こういう女はモテないだろうが、一緒にいたらきっと一生楽しいと思う。ハナのよさがわかる男がいるといいなーと思いながら、俺は夜空の描かれた天井を見上げながら、呆れた声で言った。
「ほんと……どこでなにしてんだろうなー。帰ってくるといいけど」
「え? も、もしかして居場所がわからないの?」
「ハナに言ってもしょうがないけど、今は、失踪中なんだよ」
「――…………失踪……」
ハナはなにか考えるように真剣な顔になると、しばらく顎に手を当てたまま、ぶつぶつとなにかをつぶやいていた。

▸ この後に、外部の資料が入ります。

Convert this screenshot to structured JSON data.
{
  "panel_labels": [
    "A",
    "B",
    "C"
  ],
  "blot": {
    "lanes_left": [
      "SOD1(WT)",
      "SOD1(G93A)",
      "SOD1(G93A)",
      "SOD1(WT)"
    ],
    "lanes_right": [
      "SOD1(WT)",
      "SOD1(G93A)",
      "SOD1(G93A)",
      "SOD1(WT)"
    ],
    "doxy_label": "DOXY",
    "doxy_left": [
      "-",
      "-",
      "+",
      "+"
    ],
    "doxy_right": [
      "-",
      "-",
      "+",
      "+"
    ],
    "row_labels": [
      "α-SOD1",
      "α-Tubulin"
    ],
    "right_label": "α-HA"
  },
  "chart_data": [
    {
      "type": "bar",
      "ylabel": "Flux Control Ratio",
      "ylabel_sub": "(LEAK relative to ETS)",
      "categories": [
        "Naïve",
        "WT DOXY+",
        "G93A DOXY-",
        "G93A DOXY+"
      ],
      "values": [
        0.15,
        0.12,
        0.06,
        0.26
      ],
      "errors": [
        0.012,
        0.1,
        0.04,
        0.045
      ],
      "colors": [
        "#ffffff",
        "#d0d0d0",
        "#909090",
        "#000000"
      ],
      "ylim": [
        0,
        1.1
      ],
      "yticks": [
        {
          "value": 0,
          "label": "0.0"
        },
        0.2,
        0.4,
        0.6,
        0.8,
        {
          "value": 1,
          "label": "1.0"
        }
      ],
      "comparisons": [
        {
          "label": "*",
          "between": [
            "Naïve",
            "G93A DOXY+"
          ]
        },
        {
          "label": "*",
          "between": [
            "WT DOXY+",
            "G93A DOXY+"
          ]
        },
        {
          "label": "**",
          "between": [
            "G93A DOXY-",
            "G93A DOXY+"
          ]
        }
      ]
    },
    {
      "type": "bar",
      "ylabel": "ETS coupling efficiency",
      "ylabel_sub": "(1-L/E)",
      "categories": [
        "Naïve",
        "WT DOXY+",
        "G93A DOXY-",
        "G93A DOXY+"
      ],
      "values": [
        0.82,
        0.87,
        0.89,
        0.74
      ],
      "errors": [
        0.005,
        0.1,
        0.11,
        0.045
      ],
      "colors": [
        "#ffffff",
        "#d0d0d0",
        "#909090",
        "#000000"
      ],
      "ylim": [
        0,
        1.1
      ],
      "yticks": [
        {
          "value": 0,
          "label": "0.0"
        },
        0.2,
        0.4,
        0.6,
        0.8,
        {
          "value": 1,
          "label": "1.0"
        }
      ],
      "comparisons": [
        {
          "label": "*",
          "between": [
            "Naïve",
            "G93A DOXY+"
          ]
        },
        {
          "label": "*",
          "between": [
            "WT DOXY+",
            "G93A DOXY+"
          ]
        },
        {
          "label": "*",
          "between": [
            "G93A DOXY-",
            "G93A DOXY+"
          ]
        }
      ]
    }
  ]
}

一体なにを考えてるんだろうと思って見ていると、突然、「もう一軒だけ、買い物行こう」と、覚悟を決めたような顔で俺に言った。
「別にいいけど、どこに?」
そう尋ねた俺の手を取り、ハナは箱を抱えながらも、ずんずん街を進んで行く。
華やかな大通りとは反対の方向で、フェルトと行った市場の方角だった。
(たしかこっちには、食品関係の店しかないって、フェルトが言ってた気がしたけどな……?)
着いた先は、こじんまりとした商店だった。
店構えも小さいが、このフランスパリ感を醸し出しているファシオンの街並の中で、存在が異質な商店だった。

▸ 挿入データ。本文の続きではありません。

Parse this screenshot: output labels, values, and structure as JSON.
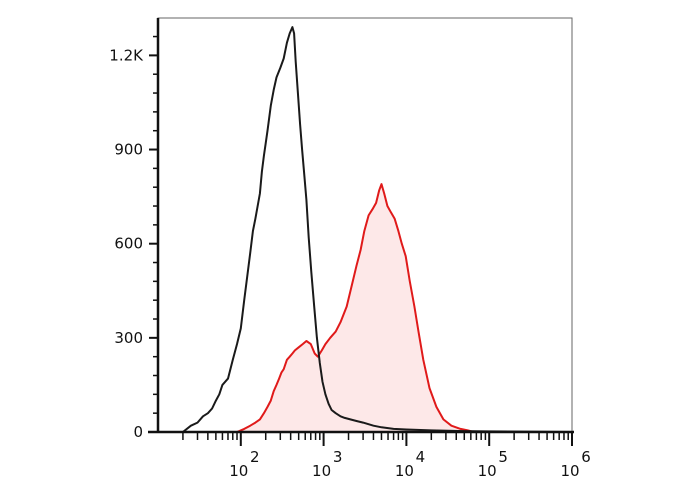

どことなく昭和っぽさを感じる木造建築で、今まで石造りの店が並んでいたのになぜ? と、疑問符で頭を埋めていると、ガラッと硝子戸をハナが開け、ドスドスと勢いよく中に入った。
(――……は? 引き戸?)
俺はぽかんと口を開け、おそるおそるその商店の中に足を踏み入れた。
なんでハナが俺のことをこんなところに連れてきたのかはわからないけど、明らかにおかしな店だった。俺がきょろきょろ中を見回していると、くるりと振り返ったハナが……俺の両肩に手を置き、険しい顔で言った。

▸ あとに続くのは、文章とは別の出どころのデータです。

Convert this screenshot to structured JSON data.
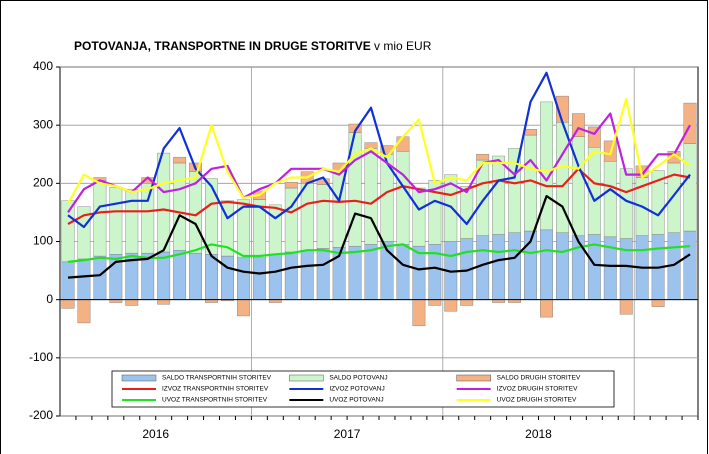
{
  "chart_data": {
    "type": "stacked_bar_line",
    "title": "POTOVANJA, TRANSPORTNE IN DRUGE STORITVE",
    "title_unit": "v mio EUR",
    "year_labels": [
      "2016",
      "2017",
      "2018"
    ],
    "categories": [
      null,
      null,
      null,
      null,
      null,
      null,
      null,
      null,
      null,
      null,
      null,
      null,
      null,
      null,
      null,
      null,
      null,
      null,
      null,
      null,
      null,
      null,
      null,
      null,
      null,
      null,
      null,
      null,
      null,
      null,
      null,
      null,
      null,
      null,
      null,
      null,
      null,
      null,
      null,
      null
    ],
    "ylim": [
      -200,
      400
    ],
    "yticks": [
      -200,
      -100,
      0,
      100,
      200,
      300,
      400
    ],
    "grid": true,
    "bar_series": [
      {
        "name": "SALDO TRANSPORTNIH STORITEV",
        "color": "#9cc3ee",
        "values": [
          65,
          70,
          75,
          78,
          80,
          80,
          82,
          85,
          80,
          78,
          75,
          72,
          72,
          78,
          82,
          85,
          88,
          90,
          92,
          95,
          100,
          95,
          92,
          95,
          100,
          105,
          110,
          112,
          115,
          118,
          120,
          115,
          110,
          112,
          108,
          105,
          110,
          112,
          115,
          118
        ]
      },
      {
        "name": "SALDO POTOVANJ",
        "color": "#ccf5cc",
        "values": [
          105,
          90,
          130,
          115,
          110,
          120,
          170,
          150,
          140,
          130,
          95,
          100,
          100,
          85,
          110,
          115,
          110,
          130,
          195,
          165,
          150,
          160,
          100,
          110,
          115,
          90,
          130,
          135,
          145,
          165,
          220,
          190,
          170,
          150,
          130,
          120,
          100,
          110,
          120,
          150
        ]
      },
      {
        "name": "SALDO DRUGIH STORITEV",
        "color": "#f4b183",
        "values": [
          -15,
          -40,
          5,
          -5,
          -10,
          10,
          -8,
          10,
          15,
          -5,
          -2,
          -28,
          15,
          -5,
          10,
          20,
          10,
          15,
          15,
          10,
          15,
          25,
          -45,
          -10,
          -20,
          -10,
          10,
          -5,
          -5,
          10,
          -30,
          45,
          40,
          35,
          35,
          -25,
          20,
          -12,
          20,
          70
        ]
      }
    ],
    "line_series": [
      {
        "name": "IZVOZ TRANSPORTNIH STORITEV",
        "color": "#e8201a",
        "values": [
          130,
          145,
          150,
          152,
          152,
          152,
          155,
          150,
          145,
          165,
          168,
          165,
          160,
          158,
          150,
          165,
          170,
          168,
          170,
          165,
          185,
          195,
          190,
          185,
          180,
          190,
          200,
          205,
          200,
          205,
          195,
          195,
          225,
          200,
          195,
          185,
          195,
          205,
          215,
          210
        ]
      },
      {
        "name": "IZVOZ POTOVANJ",
        "color": "#1030d8",
        "values": [
          145,
          125,
          160,
          165,
          170,
          170,
          260,
          295,
          225,
          195,
          140,
          160,
          160,
          140,
          160,
          200,
          210,
          170,
          290,
          330,
          235,
          195,
          155,
          170,
          160,
          130,
          170,
          205,
          210,
          340,
          390,
          305,
          230,
          170,
          190,
          170,
          160,
          145,
          180,
          215
        ]
      },
      {
        "name": "IZVOZ DRUGIH STORITEV",
        "color": "#c020e0",
        "values": [
          150,
          190,
          205,
          195,
          185,
          210,
          185,
          190,
          200,
          225,
          230,
          175,
          190,
          200,
          225,
          225,
          225,
          215,
          240,
          255,
          235,
          215,
          185,
          190,
          200,
          185,
          235,
          240,
          215,
          240,
          205,
          250,
          295,
          285,
          320,
          215,
          215,
          250,
          250,
          300
        ]
      },
      {
        "name": "UVOZ TRANSPORTNIH STORITEV",
        "color": "#22e022",
        "values": [
          65,
          68,
          72,
          70,
          75,
          72,
          72,
          78,
          85,
          95,
          90,
          75,
          75,
          78,
          80,
          85,
          85,
          80,
          82,
          85,
          92,
          95,
          80,
          80,
          75,
          82,
          85,
          82,
          85,
          80,
          85,
          82,
          90,
          95,
          90,
          85,
          85,
          88,
          90,
          92
        ]
      },
      {
        "name": "UVOZ POTOVANJ",
        "color": "#000000",
        "values": [
          38,
          40,
          42,
          65,
          68,
          70,
          85,
          145,
          130,
          75,
          55,
          48,
          45,
          48,
          55,
          58,
          60,
          75,
          148,
          140,
          85,
          60,
          52,
          55,
          48,
          50,
          60,
          68,
          72,
          100,
          178,
          160,
          100,
          60,
          58,
          58,
          55,
          55,
          60,
          78
        ]
      },
      {
        "name": "UVOZ DRUGIH STORITEV",
        "color": "#ffff20",
        "values": [
          165,
          215,
          200,
          195,
          185,
          190,
          200,
          205,
          210,
          300,
          220,
          175,
          180,
          200,
          210,
          210,
          225,
          220,
          250,
          260,
          245,
          280,
          310,
          200,
          210,
          205,
          235,
          235,
          235,
          225,
          220,
          230,
          225,
          255,
          250,
          345,
          210,
          230,
          250,
          230
        ]
      }
    ]
  }
}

「レイちゃん聞いて。ここは〝ヤマト〟っていう国の商品のみを扱う、輸入雑貨店なの。極東の島国らしいんだけど、私、今日食材買おうと思ってたの忘れてたから、つきあってちょうだい」
「――……え、あ、うん」
なんかつっ込みどころしかないような説明をハナにされ、目を瞬かせている間に、ハナはあれこれ商品を掴んでは、腕にかけた竹籠のようなものに入れだした。
(……ヤマト? 極東の島国? え、俺、この世界の地図をオリバーに見せてもらったけど、地球とはだいぶ違うかんじだったぞ。日本みたいな国があんのか⁇)
俺はハナの意図が見えず、呆然としたまま、とにかくいろんなものを手に取ってみた。
どうやら、味噌や醤油のような調味料もあるようだ。
もしかしてこの世界にも、そういう日本っぽい文化があるんだろうか。だとすれば、俺はもしかしたらみそ汁を飲めるんじゃないだろうか。ハナが詳しいんだったら、今度聞いてみたい。あわよくば、作ってほしい。
(まじかー……ヤマトの国。すげー気になるな)
そんなことを考えながら、俺はその狭くて暗い商店の中をゆっくりと歩き、そして――。
ついに、衝撃的なものを発見してしまった。
「――は?」
俺は震える手で、その小さな箱を手に取った。
(――……いやいや、ちょっと待て。待って待って)
この世界の年号は本当によくわからなくて、文明レベルとかも……魔法が絡んでるから、きちんと理解できるとも思っていない。地球と比べてとか……そういう次元でもない。
でも、大まかにだが……大体、フランス革命くらいの時代感なんじゃないかと、俺は考えていた。
中世……というには、文明が発達しているように感じたからだった。
味噌や醤油は、昔から日本にあった調味料だから、存在しても違和感はそこまでない。貿易の発達具合がわからないが、この国で輸入されたものなのだろう。酒も、米も存在するのはわかる。
でも――これはなんだろう。これはどう考えても、おかしいと思った。
「これ……カレーのルーじゃん」
というか、カレールーと書かれているのだ。
この世界の文字で。
これは時代とか、なんとかっていう問題じゃない気がした。インドのような国でできた商品……というわけでもないだろう。これは、日本でよく見る商品であり、日本のカレーを作るための調味料だ。
「……なにこれ」
どういうことだ。まったく考えがまとまる気がしない。どういうことだ。
俺はよくわからないまま、醤油と味噌とカレールーを手に持ち、そして、呆然としたまま……それらを購入した。
料理なんてなにひとつわからないから、ただ買ったみただけである。
忙しく買い物をしていたはずのハナが、その様子をじっと観察していたことにも、どうしてこの店に連れて来られたのかも、そのときの俺はなにも考えられなかった。